1981-1990  est une décennie de crise. Alors que l’UNEF Solidarité étudiante est seule parmi les syndicats étudiants à appeler à voter Mitterrand au second tour en 1981, elle ne profite pas de sa position. Le Parti socialiste lui préfère paradoxalement l’autre UNEF qui commence sa mutation d’une organisation de la mouvance lambertiste à celle justement du PS. L’UNEF Solidarité étudiante se trouve en position difficile entre son soutien au gouvernement et à la loi Savary sur l’enseignement supérieur et l’expression du mécontentement de certains secteurs étudiants.
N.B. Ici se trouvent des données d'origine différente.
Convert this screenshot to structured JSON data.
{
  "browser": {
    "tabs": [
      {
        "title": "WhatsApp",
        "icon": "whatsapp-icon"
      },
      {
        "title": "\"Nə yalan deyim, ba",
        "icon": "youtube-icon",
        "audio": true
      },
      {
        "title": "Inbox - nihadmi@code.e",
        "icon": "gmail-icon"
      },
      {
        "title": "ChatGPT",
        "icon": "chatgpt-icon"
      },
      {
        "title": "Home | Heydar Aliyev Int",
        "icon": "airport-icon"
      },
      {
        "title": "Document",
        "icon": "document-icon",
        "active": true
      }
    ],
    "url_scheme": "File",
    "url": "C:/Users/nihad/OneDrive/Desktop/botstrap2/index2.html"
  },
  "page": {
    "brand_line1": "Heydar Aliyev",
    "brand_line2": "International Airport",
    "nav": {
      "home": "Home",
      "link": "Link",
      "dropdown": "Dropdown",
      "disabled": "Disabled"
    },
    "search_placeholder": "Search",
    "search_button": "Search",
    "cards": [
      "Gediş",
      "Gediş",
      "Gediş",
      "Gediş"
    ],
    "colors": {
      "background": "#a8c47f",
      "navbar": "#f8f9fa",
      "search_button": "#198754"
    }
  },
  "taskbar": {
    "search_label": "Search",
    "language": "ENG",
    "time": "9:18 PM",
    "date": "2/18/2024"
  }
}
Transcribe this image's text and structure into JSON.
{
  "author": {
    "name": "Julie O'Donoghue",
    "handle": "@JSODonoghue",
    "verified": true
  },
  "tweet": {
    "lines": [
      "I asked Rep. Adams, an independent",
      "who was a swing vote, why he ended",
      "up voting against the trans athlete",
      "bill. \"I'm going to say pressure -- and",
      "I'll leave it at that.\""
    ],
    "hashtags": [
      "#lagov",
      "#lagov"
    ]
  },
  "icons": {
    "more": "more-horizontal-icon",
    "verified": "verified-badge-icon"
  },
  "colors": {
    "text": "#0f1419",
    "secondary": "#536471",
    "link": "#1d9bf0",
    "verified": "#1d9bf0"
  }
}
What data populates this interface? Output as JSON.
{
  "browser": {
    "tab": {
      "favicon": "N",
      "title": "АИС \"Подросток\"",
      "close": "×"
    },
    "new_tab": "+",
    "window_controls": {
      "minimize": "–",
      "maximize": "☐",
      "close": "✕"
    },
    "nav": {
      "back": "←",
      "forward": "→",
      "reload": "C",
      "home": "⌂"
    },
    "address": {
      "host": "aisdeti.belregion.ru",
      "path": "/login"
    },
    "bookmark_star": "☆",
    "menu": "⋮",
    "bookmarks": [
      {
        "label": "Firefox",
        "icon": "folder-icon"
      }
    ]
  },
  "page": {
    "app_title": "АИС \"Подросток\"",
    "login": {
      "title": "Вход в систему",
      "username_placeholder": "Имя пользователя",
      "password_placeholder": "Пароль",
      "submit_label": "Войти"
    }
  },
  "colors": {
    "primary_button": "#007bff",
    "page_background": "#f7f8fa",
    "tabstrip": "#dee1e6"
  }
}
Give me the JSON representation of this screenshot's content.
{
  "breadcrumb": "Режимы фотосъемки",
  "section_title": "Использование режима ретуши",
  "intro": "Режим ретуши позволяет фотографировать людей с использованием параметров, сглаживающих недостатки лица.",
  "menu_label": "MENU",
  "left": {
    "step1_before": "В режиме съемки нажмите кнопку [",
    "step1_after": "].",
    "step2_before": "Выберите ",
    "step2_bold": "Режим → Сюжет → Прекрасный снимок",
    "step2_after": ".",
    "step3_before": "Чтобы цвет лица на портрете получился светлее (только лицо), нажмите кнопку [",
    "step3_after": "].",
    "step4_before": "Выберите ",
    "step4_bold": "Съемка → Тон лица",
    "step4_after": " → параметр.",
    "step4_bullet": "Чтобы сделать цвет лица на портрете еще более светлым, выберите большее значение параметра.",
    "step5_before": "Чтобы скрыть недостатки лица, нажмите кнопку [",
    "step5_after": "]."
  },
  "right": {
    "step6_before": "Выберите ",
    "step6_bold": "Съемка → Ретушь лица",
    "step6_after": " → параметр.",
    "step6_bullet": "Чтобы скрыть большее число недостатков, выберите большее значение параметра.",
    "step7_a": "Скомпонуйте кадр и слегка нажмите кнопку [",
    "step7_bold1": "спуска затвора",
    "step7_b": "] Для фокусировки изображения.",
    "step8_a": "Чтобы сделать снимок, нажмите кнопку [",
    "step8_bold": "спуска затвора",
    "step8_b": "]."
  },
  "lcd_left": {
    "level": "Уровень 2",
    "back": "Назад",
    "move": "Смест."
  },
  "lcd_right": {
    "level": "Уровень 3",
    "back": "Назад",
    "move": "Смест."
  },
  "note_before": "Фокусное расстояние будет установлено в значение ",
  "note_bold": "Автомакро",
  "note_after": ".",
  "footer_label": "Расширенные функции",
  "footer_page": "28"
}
L’UNEF connaît aussi une crise financière liée à la faillite de sa structure de services, puis est surprise par l’explosion du mouvement en 1986 contre la loi Devaquet. Elle met du temps à reconnaître la légitimité de la coordination nationale et à intégrer les structures dont les étudiants se dotent pour se mobiliser. Mais parenthèse dans cette période de crise, l’UNEF tire toutes les conséquences du mouvement et imagine une orientation originale qu’elle qualifie de « stratégie du rassemblement » où l’organisation se met au service du mouvement et n’est plus une fin en soi. Cette réorientation la sauve de la disparition. La décennie s’achève par une très grave crise interne qui voit en 1990 l’UEC prendre le contrôle de l’UNEF pour des raisons qui ne sont pas liées principalement à la question syndicale mais aux divisions internes du PCF – certains dirigeant·es de l’UNEF étant proches des courants critiques du PCF comme les Refondateurs.

En 1990-2001, l’organisation reste déstabilisée par ses divisions internes à la suite du congrès de Toulouse en 1990, par le développement en son sein d’une opposition de plus en plus variée avec l’arrivée de militant·es d’extrême-gauche et libertaires. Mais ce n’est pas une décennie blanche car peu à peu à partir de 1993 l’organisation devient de plus en plus unitaire, prend toute sa place dans le mouvement de 1995, connaît une féminisation inédite dans le champs des organisations avec une direction présidée par Marie-Pierre Vieu et qui est très majoritairement composée de femmes. Les dernières années sont marquées par l’émergence du débat sur la réunification qui divise énormément l’organisation d’autant plus que les résultats électoraux sont mauvais. On entre donc dans un cercle vicieux d’affaiblissement et de divisions qui ne permettent pas d’affronter l’enjeu de la réunification à laquelle pousse le contexte unitaire de la gauche plurielle, la volonté des partenaires syndicaux comme la CGT et la FSU qui préféraient avoir un seul interlocuteur et non deux UNEF. Cela conduit à une « réunification » qui se fait aux conditions de l’UNEF ID plutôt qu’entre deux partenaires égaux.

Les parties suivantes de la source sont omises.